Is ieder persoon met ervaring ook meteen deskundig?
“Zeker niet. Ervaringsdeskundigen worden momenteel steeds vaker ingezet, dus er wordt
vaak gevraagd: ‘wanneer is iemand nu een goede ervaringswerker?’. Mijn antwoord is
dat iemand minstens vijf jaar zijn eigen herstelproces moet hebben doorlopen en daar
inmiddels ook vergevorderd in moet zijn. Het lijkt me onmogelijk anderen te helpen als je
zelf nog niet voldoende hersteld bent. Een tweede eis is dus de tweetaligheid: dat je zowel
met professionals als met cliënten kunt communiceren en beide werelden begrijpt. Maar
ook persoonlijke competenties en vaardigheden zijn erg belangrijk, zoals in ieder vak. Bij
personen met verward gedrag moet je behoorlijk uitgerijpt zijn en stevig in je schoenen
staan. En omdat je op basis van gelijkwaardigheid werkt, kun je ook meer kapot maken
als je bijvoorbeeld iemands vertrouwen schaadt. Het vergt veel tijd, ontwikkeling en vooral
reflectie op het eigen functioneren om die verantwoordelijkheid te kunnen dragen.”
“Ik ben optimistisch over de ontwikkeling
in de zorg, omdat er steeds meer projecten
ontstaan die de menselijke maat weer
herstellen.”
Kun je bewijzen dat de inzet van ervaringsdeskundigen concrete resultaten oplevert?

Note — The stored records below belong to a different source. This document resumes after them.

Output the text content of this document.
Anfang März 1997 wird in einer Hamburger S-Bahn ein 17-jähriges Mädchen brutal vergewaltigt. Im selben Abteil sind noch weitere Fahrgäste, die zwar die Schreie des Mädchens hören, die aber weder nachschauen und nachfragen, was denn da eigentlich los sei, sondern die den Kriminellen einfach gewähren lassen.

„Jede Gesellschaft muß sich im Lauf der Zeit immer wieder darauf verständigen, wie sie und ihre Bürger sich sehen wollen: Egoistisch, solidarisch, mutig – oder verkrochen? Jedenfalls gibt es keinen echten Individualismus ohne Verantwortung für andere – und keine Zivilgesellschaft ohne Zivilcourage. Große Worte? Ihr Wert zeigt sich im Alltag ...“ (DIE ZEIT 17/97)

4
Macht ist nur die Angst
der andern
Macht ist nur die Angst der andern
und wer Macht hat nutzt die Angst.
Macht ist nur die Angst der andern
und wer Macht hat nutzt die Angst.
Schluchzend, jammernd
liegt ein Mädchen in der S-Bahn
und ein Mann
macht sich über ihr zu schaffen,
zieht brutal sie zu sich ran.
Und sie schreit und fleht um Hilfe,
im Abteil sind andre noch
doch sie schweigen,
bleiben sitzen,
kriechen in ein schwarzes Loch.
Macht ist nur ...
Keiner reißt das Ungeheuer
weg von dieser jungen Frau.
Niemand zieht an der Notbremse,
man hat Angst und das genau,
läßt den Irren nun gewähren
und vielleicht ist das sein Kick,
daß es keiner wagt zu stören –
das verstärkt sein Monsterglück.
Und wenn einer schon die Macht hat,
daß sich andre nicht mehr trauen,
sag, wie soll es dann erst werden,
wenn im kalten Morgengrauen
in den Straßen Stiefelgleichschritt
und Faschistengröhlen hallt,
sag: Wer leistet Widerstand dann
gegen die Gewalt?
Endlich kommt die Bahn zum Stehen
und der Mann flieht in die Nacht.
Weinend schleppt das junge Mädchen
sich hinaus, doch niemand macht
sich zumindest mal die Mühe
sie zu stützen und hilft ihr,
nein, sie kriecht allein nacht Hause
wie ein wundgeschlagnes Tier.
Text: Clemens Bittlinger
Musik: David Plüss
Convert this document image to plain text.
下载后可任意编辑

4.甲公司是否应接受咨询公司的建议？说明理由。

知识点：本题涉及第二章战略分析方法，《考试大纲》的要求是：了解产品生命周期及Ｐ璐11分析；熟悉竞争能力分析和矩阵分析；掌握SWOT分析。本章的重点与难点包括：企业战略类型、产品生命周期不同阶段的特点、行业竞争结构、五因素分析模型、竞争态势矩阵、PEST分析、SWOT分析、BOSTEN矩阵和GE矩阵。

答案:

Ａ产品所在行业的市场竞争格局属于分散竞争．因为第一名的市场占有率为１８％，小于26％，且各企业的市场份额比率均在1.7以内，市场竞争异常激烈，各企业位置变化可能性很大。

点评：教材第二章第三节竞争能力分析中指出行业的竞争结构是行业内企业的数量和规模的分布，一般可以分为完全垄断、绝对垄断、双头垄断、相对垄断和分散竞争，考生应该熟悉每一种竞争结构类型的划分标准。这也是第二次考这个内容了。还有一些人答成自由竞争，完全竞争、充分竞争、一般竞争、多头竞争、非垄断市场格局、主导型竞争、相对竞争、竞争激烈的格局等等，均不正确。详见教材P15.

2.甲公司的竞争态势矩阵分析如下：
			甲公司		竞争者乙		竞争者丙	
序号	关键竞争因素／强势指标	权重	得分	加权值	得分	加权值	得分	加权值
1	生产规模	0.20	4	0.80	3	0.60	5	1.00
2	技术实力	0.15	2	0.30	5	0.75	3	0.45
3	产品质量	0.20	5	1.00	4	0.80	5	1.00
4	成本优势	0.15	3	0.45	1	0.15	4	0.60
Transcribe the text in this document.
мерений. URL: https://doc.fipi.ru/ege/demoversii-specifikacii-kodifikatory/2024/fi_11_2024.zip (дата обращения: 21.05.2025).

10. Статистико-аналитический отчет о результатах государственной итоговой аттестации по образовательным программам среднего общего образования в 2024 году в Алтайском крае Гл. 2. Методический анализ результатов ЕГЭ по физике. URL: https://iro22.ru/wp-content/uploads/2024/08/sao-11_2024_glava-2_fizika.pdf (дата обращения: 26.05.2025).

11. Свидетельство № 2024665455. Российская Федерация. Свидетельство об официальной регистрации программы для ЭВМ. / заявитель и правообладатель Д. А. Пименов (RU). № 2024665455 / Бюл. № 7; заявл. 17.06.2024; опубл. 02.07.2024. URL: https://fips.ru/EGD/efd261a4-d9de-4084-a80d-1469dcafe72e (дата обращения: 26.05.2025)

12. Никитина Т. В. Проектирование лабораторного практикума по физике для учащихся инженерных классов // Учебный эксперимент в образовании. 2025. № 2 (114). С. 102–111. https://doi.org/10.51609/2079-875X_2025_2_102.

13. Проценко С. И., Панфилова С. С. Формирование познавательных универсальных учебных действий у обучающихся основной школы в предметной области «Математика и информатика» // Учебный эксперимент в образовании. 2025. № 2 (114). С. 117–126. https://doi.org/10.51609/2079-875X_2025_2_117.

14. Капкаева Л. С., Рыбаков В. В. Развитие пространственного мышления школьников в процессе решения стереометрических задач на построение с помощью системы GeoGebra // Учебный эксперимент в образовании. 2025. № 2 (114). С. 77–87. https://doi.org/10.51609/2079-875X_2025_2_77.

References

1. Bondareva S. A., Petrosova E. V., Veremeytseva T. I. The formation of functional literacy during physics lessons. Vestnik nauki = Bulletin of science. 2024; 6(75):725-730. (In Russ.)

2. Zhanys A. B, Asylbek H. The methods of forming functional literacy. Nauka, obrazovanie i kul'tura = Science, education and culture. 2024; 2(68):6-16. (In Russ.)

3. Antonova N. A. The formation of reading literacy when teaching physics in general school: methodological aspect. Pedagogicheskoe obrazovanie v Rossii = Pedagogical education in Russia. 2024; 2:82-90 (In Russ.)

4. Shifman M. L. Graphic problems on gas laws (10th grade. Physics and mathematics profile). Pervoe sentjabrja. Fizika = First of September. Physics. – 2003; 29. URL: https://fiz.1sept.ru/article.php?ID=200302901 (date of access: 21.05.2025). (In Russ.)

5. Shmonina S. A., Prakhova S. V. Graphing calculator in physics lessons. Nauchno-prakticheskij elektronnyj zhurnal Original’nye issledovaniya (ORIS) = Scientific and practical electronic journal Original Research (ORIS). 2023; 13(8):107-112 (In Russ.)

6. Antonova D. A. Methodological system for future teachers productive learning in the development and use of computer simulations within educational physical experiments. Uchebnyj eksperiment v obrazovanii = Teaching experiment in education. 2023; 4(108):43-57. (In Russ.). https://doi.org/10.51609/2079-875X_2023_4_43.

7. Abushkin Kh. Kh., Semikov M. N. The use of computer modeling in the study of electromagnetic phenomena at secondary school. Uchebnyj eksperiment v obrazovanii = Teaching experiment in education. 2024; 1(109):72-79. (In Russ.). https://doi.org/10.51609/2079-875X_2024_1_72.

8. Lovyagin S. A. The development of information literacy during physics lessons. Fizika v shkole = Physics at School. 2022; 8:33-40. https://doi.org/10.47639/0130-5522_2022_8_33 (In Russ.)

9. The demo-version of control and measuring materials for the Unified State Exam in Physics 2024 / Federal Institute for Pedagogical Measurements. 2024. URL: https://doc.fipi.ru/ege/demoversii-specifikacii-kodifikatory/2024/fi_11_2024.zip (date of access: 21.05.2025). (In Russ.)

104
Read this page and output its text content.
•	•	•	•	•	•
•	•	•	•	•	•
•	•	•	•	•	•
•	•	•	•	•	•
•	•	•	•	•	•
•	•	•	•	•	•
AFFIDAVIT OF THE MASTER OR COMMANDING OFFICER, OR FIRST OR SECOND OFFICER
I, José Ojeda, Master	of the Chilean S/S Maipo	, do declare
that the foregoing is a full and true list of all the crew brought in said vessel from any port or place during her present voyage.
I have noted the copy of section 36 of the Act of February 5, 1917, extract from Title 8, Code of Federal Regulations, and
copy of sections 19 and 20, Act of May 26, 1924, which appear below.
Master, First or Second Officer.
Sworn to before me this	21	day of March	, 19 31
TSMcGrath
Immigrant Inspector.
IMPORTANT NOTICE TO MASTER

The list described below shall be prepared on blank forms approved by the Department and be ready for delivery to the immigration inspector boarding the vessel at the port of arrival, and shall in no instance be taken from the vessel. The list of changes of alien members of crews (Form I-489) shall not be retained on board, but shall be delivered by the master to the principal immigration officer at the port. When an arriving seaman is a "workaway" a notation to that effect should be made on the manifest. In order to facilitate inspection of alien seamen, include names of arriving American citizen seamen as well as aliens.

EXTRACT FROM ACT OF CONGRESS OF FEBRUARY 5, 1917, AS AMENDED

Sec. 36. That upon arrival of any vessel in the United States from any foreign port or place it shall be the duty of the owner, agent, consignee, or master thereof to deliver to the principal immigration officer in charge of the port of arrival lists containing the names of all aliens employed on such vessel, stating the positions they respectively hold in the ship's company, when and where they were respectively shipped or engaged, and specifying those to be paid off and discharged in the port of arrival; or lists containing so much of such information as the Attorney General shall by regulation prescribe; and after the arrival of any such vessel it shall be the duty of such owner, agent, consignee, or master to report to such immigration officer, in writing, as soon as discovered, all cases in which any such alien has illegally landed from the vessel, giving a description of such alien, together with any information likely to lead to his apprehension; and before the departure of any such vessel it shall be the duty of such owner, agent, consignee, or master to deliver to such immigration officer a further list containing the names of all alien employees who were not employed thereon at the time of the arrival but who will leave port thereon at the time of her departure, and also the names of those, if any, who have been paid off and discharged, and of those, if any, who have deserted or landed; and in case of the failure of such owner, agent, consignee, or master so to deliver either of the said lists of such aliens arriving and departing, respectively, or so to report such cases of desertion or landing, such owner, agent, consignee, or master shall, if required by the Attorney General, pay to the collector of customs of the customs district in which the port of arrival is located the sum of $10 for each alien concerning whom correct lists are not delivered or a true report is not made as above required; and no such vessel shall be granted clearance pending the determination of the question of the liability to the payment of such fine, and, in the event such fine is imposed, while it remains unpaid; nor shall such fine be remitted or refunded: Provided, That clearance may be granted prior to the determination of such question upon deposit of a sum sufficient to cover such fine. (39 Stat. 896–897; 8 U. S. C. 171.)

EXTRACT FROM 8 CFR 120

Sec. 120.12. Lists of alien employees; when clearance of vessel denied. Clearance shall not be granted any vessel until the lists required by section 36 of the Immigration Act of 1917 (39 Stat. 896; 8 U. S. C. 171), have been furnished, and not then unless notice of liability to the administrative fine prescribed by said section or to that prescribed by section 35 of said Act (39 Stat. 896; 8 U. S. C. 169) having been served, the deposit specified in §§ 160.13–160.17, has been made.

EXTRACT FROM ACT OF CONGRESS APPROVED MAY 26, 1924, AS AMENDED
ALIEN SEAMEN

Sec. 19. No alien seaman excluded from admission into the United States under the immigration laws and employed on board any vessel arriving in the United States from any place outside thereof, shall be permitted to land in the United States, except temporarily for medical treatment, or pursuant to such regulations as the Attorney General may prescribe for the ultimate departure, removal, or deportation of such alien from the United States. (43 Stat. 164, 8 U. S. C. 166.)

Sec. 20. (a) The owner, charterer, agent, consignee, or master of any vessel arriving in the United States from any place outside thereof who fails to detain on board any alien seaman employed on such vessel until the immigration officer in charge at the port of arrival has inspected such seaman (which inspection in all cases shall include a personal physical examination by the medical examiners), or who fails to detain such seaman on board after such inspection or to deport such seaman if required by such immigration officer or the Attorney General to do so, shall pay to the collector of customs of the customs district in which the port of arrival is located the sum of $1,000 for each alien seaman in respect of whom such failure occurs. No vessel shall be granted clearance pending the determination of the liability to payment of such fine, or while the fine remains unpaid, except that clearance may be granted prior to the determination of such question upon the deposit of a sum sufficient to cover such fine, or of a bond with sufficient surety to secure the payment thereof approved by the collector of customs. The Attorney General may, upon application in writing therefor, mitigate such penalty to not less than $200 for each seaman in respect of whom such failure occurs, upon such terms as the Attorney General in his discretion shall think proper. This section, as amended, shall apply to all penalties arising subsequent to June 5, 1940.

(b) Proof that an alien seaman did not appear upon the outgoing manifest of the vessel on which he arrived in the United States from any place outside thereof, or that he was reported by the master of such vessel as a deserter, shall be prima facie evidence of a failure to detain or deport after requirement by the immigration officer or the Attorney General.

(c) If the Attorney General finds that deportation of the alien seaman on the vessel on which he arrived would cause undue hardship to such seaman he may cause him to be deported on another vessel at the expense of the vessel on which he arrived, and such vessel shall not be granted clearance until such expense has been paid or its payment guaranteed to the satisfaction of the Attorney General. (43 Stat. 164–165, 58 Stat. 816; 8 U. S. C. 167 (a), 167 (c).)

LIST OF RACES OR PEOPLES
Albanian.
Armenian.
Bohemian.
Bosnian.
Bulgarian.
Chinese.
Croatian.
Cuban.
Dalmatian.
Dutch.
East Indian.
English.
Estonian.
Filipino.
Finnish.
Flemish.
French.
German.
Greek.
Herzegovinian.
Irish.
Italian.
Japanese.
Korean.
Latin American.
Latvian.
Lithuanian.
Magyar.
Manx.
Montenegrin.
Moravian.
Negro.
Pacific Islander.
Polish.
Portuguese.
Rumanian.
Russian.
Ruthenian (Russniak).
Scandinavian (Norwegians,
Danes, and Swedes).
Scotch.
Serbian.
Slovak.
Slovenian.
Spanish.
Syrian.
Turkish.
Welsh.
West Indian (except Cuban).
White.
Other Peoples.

“In de vijftien jaar dat ik dit werk doe, heb ik vele peer-supportgroepen opgezet en weer
losgelaten die nu nog steeds zelfstandig functioneren. Het idee is dat we de opstartfase
steeds intensief begeleiden. Daarna zetten sommige van de cliënten zelf de groep voort
als vrijwillig ervaringsdeskundige of starten ze andere initiatieven. Rond die groepen
ontstaat heel snel een sociaal netwerk, dat een nieuw steunsysteem wordt waar mensen
zich gehoord en gezien voelen. Daar gaat een enorm preventieve werking van uit, tegen
relatief lage kosten. Ter illustratie: een jaar geleden hebben we een pilotgroep opgezet
waar direct veel belangstelling voor was. Acht van die deelnemers zijn sindsdien veel
minder met Justitie in aanraking gekomen. Eén volgt nu een cursus om zelf verder te gaan
als ervaringsdeskundige. Er is een huisuitzetting voorkomen en weer een ander hoefde
niet naar de opvang. Dit is al een concrete besparing van 100.000 euro.”
Hoe hoop je dat de rol van ervaringsdeskundigen zich in de toekomst gaat
ontwikkelen?
“Ik geloof zelf heel sterk in de zin van mijn werk. Ik merk dat gemeentes steeds meer
openstaan om dit soort nieuwe avonturen aan te gaan. Ik ben optimistisch over de
ontwikkeling in de zorg, omdat er steeds meer projecten ontstaan die de menselijke maat
weer herstellen. Ervaringsdeskundigen kunnen daar zeker een waardevolle rol bij spelen,
juist omdat ze buiten de systeemwereld opereren en vanuit een heel andere blik kijken. Ik
hoop daarom dat deze aanpak steeds meer aandacht krijgt en anderen met mijn methode
aan de slag gaan. En wat we doen is toch enigszins pionierswerk, dus laten we daarbij
vooral zoveel mogelijk experimenteren en leren van elkaar.”